Anaïs and Sam have each undergone testing by Segal, and even they were stunned by their similarities. "It tells you a lot about human nature," Sam says. "I thought everything is nuture, but a lot of it is nature. All of our cognitive abilities are exactly the same — when you look at the data, they are parallel."
In the months after their reunion, Sam and Anaïs have learned of two other sets of twins born in South Korea, separated at birth and reunited later in life. They also met a third pair of South Korean-born siblings who not only found each other but discovered that they are actually triplets, and that their birth parents kept their lost sibling.
And one month after Sam found Anaïs, she got an e-mail from her friend Dan, also a South Korean adoptee. He had just begun his own birth search a few weeks before. "I'm a twin, too," he wrote. "I'm not even f- -king kidding."

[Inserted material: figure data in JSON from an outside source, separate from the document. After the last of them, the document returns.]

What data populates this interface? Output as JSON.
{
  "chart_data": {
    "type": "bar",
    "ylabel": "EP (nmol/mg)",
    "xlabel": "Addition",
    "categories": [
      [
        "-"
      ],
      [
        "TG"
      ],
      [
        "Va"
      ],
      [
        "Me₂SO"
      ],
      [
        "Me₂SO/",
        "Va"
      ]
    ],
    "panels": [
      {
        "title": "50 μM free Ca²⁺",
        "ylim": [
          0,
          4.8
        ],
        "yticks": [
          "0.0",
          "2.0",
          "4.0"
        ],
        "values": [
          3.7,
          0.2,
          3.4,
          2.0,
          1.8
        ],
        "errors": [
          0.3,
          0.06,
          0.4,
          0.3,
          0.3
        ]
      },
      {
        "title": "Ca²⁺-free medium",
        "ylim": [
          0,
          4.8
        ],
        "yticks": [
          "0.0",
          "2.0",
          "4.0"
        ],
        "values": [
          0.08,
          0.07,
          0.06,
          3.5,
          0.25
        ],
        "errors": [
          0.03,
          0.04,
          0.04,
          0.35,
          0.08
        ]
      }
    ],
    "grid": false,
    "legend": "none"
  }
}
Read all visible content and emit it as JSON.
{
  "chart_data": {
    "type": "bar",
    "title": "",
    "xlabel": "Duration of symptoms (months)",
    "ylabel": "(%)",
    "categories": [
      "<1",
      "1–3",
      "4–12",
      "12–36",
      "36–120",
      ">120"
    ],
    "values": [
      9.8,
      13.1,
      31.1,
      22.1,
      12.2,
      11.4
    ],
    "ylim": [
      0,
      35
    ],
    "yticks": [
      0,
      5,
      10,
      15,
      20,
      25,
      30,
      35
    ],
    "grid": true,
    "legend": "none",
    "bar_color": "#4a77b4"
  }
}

Anaïs and Sam both hope their story may help other long-lost siblings find each other. Along with "Glee" star Jenna Ushkowitz — herself adopted from South Korea at age 3 and raised in East Meadow, LI — Sam has co-founded Kindred, an organization that aims to give financial and emotional resources to adoptees and orphans worldwide. Their documentary will make the festival rounds in the next few months, and this week they'll see each other for just the eighth time ever, in New York.
They talk all day, every day about the important and the mundane. A typical text from Anaïs, says Sam: "I want to drink my tea, but I can't because it's too hot."
Today, Anaïs lives in Paris and Sam in LA, but they hope soon, somehow, to live in the same city.
"All I want from my sister is to spend time with her, to call her after work and say, 'Hey, want to get dinner?' and to see her weird habits," says Anaïs. "We are starting our life and going in the same direction. Ours is a love story, but it's a family love story."